Y hay que seguir y no perderse en ese deseo de verlo todo para poder ver la fragua, para mí una de sus mejores obras.
Pero siempre falla algo.
A Cristo lo crucificaron con otros dos bandidos para evitar que se dignificara su sacrificio.
No darle a lo excelso su espacio es rebajarlo porque impide la contemplación absoluta sin la contaminación de otros elementos.
Cualquier exposición de arte moderno dedica más espacio y cuida más el ambiente y la iluminación a las obras expuestas que el Prado a las joyas que posee.
Recuerdo la primera vez que vi las Meninas. La mayoría de la gente era española. Ahora apenas se oye esa lengua en el prado. Entonces estaban en un pequeño cuarto, con ventanas que iluminaban el cuadro con luz natural. No recuerdo luz artificial. Había un espejo en una esquina al que había que mirarse y esperar que no hubiera nadie entre el cuadro y tú. Entonces, decían, parecía que formabas parte de la composición, que estabas dentro.
Supongo que era una forma cándida e ingenua de mostrar y explicar la maestría del cuadro en cuanto a la representación de su atmósfera y realismo.
Pero la luz, la independencia en ese espacio que yo recuerdo de entonces, lo magnificaba, lo hacía especial.
Hoy las Meninas ya se han acostumbrado, ya saben hacer de puta y no se ofenden ante las miradas que no ven más allá de los comentarios eruditos de los guías. Ya no esperan que nadie se enamore de ellas, que llore ante ellas. Ya nadie llora ante esas magnificas obras de arte. Ante el trazo, la pincelada, la veladura maestra que con una extraña simpleza provoca la emoción y genera la realidad.
Y así se va pasando de maestro en maestro, de cuadro en cuadro. Uno sólo llenaría las calles de una ciudad de provincias para verlo en su museo local. Aquí todos juntos se golpean y chillan, tapándose la voz unos a otros para poder protagonizar un segundo de interés de esos ingenuos turistas y visitantes.
Y así se pasa de estilo en estilo, de época en época, de maestro en maestro...
Pero en esa necesidad gulosa de atraer a los turistas, algo debe de pasar para que un museo como éste necesite ofrecer fuera de carta los platos temporales que el Prado ofrece periódicamente.
Puede que mi sensibilidad no esté preparada para pasar de los clásicos a Fortuny, pero seguro que no lo está para pasar a los experimentos de Cai Guo Qiang, cuya calidad como artista no juzgo, sino el contexto en el que se ha expuesto la obra.

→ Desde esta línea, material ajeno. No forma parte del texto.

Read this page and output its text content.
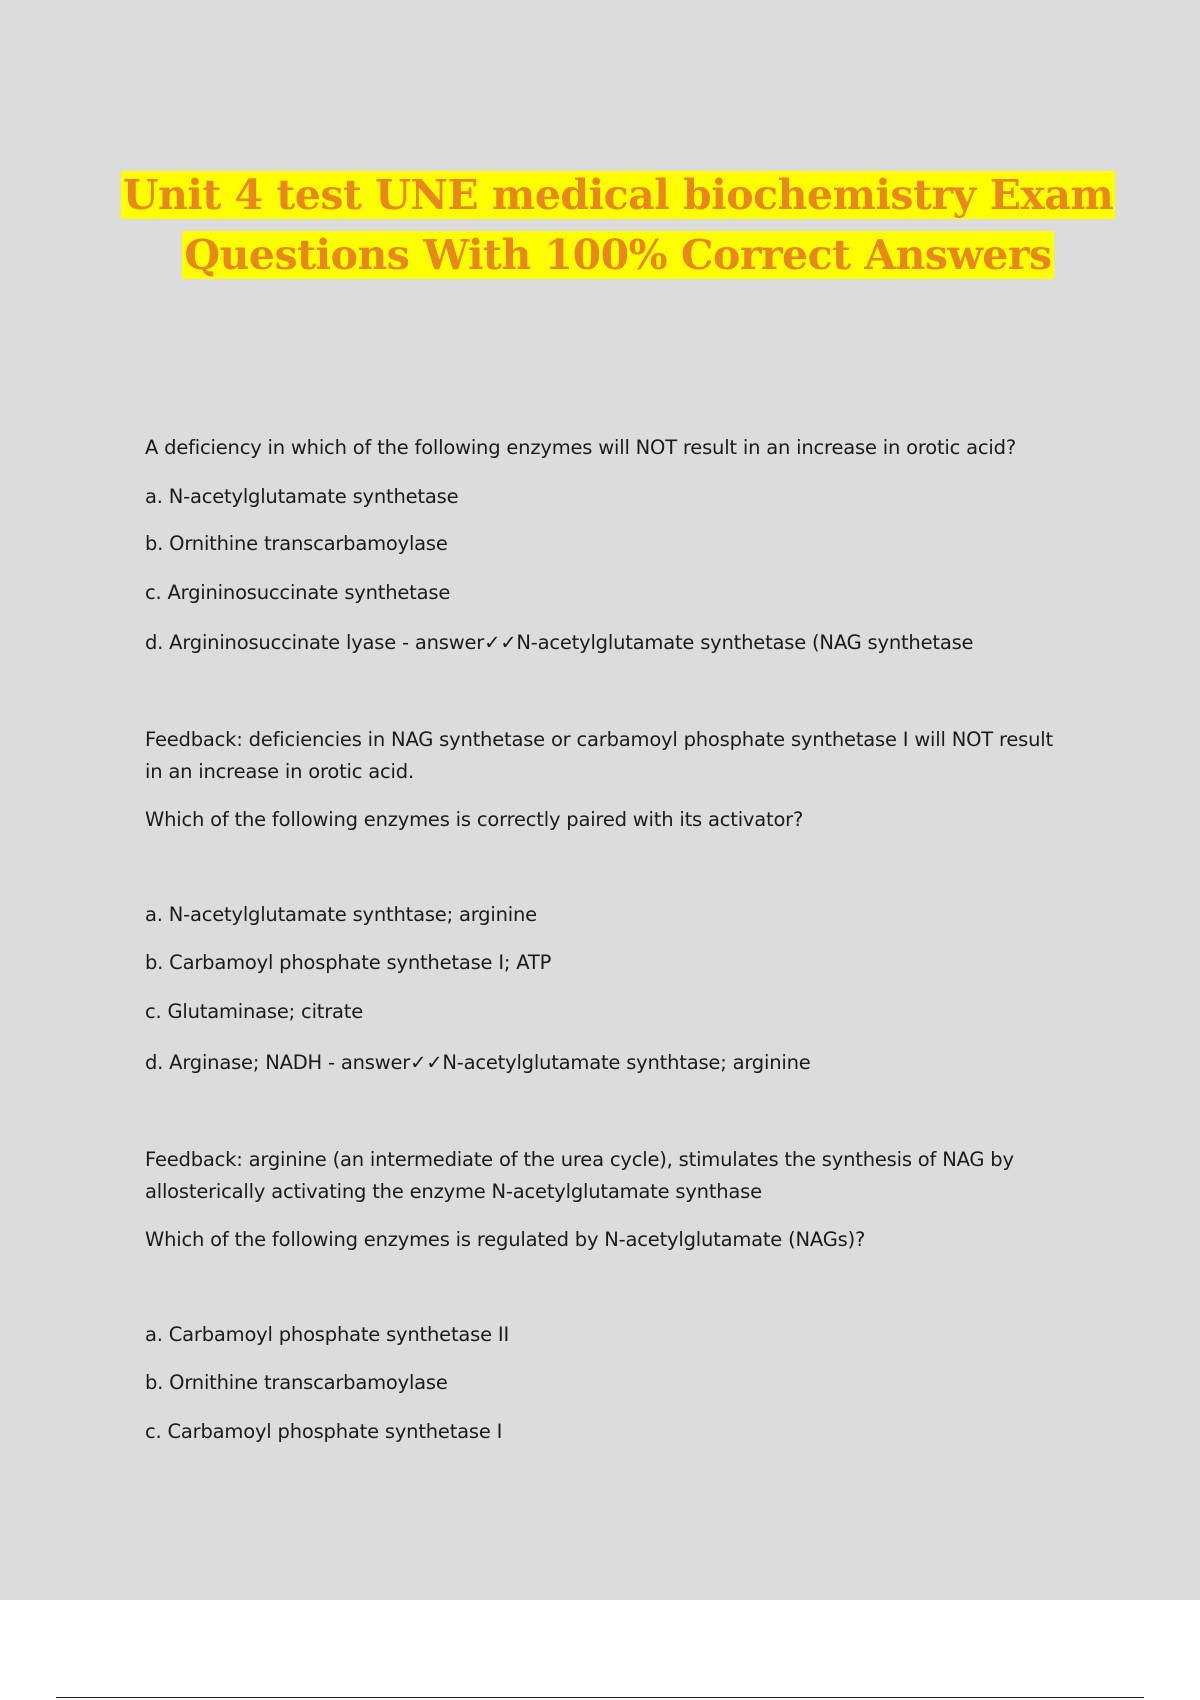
Unit 4 test UNE medical biochemistry Exam
Questions With 100% Correct Answers
A deficiency in which of the following enzymes will NOT result in an increase in orotic acid?
a. N-acetylglutamate synthetase
b. Ornithine transcarbamoylase
c. Argininosuccinate synthetase
d. Argininosuccinate lyase - answer✓✓N-acetylglutamate synthetase (NAG synthetase
Feedback: deficiencies in NAG synthetase or carbamoyl phosphate synthetase I will NOT result
in an increase in orotic acid.
Which of the following enzymes is correctly paired with its activator?
a. N-acetylglutamate synthtase; arginine
b. Carbamoyl phosphate synthetase I; ATP
c. Glutaminase; citrate
d. Arginase; NADH - answer✓✓N-acetylglutamate synthtase; arginine
Feedback: arginine (an intermediate of the urea cycle), stimulates the synthesis of NAG by
allosterically activating the enzyme N-acetylglutamate synthase
Which of the following enzymes is regulated by N-acetylglutamate (NAGs)?
a. Carbamoyl phosphate synthetase II
b. Ornithine transcarbamoylase
c. Carbamoyl phosphate synthetase I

No puedo pasar de ver obras en las que cada trazo, cada pincelada, cada color ha supuesto un largo proceso de meditación y preparación y todo lo que está en el lienzo está minuciosamente colocado y ahí está parte de su valor. Siendo este fenómeno más visible aún en esas obras en las que unas partes son más detalladas, trabajadas  y acabadas que otras, no por hastío o agotamiento, sino por absoluta intención y voluntad.
No encuentro, excepto por una circunstancial alusión a los temas copiados de algunos de los grandes cuadros del Museo, la relación con una forma artística que se basa en el efecto aleatorio de la explosión de la pólvora, cuyo control dista mucho de parecerse a la técnica de ese arte tradicional que muestra y custodia el Museo.

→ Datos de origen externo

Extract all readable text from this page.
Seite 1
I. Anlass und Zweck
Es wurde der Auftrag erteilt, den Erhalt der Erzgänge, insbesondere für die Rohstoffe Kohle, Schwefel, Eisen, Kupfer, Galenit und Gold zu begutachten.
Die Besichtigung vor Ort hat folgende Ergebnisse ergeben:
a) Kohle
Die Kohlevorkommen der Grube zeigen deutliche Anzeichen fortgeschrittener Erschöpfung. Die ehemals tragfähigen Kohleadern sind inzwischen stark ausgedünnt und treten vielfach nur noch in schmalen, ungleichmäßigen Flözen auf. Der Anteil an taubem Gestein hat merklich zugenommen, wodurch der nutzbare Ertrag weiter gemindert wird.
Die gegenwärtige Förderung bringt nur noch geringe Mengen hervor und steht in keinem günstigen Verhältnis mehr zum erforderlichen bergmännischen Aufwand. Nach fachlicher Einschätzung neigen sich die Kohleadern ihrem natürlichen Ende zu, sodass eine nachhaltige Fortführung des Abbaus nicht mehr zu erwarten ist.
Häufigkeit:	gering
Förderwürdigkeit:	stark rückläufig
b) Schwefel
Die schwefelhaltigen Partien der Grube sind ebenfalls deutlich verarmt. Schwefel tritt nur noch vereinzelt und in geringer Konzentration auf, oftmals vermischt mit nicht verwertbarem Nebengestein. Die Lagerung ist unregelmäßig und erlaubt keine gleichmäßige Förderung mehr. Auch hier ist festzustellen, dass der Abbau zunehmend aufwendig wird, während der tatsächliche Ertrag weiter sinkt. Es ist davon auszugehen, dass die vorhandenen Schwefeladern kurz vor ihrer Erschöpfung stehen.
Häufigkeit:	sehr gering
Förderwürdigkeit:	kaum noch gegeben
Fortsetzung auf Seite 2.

Es entonces cuando entiendo los sollozos de los cuadros, cuando comprendo que estén descorazonados. Puesto que, si quien tiene el deber de guardarlos y protegerlos los ofrece en un mercado en el que los contrapone a una puta joven que llama la atención por sus tatuajes y pircings, por su descaro y su falta de rigor, entonces han entendido que están allí, no por su valor, sino porque no tienen otro sitio donde estar, porque esa es su cárcel y el negocio les exige que deban aguantar que se exhiba su vejez, su ranciedad y su decrepitud, como pago por continuar en vida, en esa cadena perpetua que ya nunca les devolverá a la vida real y a la dignidad que antaño tuvieron. Ya no son cuadros, son momias.